Age 22, I fall hard for an 18-year-old. The attraction is very mutual. But he wouldn't admit how strong it was. The next year was spent divided between elation and despair. He alternated between acting like he wanted me and doing things to hurt me. One night, a bunch of people were over at my house. One of them was a friend of a friend, kind of a cute girl. She made eyes at him all night. I stubbornly refused to go to bed, and he didn't leave. When I finally could no longer hold my head upright, (a lot of the people were crashing at my house), I heard him leave 10 minutes later. And I heard two car doors. And I no longer heard her voice. Forget sleeping. I tossed and turned and almost threw up. Finally, a few hours later, I ran over to BFRB2's house. I took my laundry so I'd have an excuse when I got back. I left a note to that effect informing the friends who were still there. He came back over to bring his little fling back to join her friends. We had it out. I basically told him how I felt about him, I told him how what he did made me feel, especially since he spent a lot of time flirting with me. He of course denied all of his misdeeds. Our friendship died at that moment. That was probably the last time I admitted my feelings about someone first.
About four years later, my friend TD broke the news that my friend JT had slept with my 18-year-old during this period. Granted, she was getting divorced and going a little nuts. I suspected this at the time. But SHE KNEW how I felt. SHE KNEW how things were. To this day, I cannot tell her I know about this. I cannot tell her how betrayed I felt at the news. I suppose I have forgiven her, but I certainly never told her anything else with the power to harm me.
I cannot tell any more stories today. I still bear the scars from these events. I still look at the person I was, and point to the changes that these moments caused in my soul. I know that, compared to a lot of people, these things are minor. But I was a very sensitive child. Perceptive. Smart. I took in a lot more, and personalized a lot more, than I think anyone ever realized. In college, a lot of the people I knew only saw my depression and burning desire for acceptance. They took advantage, and I let them. But I did see some of the taking for what it was. I had fewer illusions than most of them thought.
Now, I am just more obvious about my lack of illusions. I have not changed that much. I have just changed what information I choose to reveal.

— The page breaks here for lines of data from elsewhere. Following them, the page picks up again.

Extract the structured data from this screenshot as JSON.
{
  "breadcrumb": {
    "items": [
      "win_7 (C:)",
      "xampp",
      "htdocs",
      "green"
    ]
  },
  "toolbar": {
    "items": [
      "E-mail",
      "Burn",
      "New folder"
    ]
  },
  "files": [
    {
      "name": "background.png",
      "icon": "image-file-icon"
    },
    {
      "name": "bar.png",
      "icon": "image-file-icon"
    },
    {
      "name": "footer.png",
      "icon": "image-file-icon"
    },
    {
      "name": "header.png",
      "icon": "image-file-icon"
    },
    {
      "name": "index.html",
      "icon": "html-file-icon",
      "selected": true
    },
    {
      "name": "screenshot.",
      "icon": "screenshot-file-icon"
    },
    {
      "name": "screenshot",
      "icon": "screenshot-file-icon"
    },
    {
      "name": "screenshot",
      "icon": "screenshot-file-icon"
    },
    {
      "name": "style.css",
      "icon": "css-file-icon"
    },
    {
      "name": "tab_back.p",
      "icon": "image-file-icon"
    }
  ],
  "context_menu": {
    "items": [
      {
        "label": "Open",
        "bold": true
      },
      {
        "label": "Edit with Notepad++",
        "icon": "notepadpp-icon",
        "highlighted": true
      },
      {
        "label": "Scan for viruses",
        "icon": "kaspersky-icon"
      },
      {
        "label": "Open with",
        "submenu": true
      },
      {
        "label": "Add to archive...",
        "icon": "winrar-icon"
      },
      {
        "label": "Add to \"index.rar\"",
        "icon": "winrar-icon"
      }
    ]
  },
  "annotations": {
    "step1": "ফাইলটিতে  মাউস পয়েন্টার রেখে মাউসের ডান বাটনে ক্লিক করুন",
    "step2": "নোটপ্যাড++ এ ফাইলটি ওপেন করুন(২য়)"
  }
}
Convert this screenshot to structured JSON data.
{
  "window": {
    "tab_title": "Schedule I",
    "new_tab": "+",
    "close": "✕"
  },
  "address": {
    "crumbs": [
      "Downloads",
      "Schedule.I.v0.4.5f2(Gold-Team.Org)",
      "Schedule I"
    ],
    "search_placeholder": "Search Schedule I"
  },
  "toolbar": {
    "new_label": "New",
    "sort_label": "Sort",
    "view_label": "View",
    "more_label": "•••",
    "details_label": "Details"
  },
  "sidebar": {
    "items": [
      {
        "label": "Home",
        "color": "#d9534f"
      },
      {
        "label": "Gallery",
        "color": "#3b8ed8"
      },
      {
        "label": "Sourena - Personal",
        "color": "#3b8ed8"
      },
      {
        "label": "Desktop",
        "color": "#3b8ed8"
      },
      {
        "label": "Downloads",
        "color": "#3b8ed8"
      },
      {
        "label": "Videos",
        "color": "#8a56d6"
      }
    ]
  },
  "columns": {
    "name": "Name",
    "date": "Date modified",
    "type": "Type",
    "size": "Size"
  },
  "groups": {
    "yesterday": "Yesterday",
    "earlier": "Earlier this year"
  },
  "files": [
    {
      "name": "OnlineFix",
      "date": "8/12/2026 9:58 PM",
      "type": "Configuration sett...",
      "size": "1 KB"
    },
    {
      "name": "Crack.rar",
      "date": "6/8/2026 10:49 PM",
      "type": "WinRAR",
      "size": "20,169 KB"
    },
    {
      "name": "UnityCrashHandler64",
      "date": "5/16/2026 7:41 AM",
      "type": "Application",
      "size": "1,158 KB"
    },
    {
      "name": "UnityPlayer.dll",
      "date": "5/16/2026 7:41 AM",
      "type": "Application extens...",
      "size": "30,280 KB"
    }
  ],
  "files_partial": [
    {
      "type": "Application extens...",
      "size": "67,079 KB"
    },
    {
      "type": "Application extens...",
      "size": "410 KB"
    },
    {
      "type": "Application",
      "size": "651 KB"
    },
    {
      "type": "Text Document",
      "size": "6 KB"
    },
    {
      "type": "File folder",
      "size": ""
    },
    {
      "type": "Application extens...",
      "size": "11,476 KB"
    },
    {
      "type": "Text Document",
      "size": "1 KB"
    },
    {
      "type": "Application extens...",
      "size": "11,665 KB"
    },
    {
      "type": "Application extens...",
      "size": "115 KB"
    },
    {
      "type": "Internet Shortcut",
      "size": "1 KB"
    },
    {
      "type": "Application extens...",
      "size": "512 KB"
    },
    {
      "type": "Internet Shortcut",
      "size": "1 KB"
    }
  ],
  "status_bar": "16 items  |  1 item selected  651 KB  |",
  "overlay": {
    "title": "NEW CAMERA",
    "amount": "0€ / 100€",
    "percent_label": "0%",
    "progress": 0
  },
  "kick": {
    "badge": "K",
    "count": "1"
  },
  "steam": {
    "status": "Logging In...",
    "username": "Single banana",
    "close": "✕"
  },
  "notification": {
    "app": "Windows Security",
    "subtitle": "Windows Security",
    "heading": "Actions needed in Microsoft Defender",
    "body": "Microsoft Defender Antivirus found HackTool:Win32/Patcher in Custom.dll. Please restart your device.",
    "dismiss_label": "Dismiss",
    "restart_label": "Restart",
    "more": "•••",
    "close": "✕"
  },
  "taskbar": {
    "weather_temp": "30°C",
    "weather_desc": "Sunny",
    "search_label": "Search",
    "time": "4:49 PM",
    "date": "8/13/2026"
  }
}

I appreciate all of you who read and comment, and I'm glad if you took the time to read this far. I don't know if it's the prospect of another dysfunctional holiday or another year ending or just an internal switch that's told me I will not reach some of my goals if I don't get this crap out of my head somehow, but I needed to see these things in black and white, see objectively, realize that no matter how painful these things were, I can learn to work around the scars and discover softer, new places rather than just forcing people to touch the places are alien, that are hard, that are unyielding. People may lean against rocks and hard places, but they do not embrace them. I don't want to be a rock. I'd rather be a tree….growing, changing, bending in the wind. Keeping the strength, having the ability to strip down to the bones sometimes, but always knowing that what is soft and beautiful will grow back; always knowing that for every season of rest, there is a season of renewal.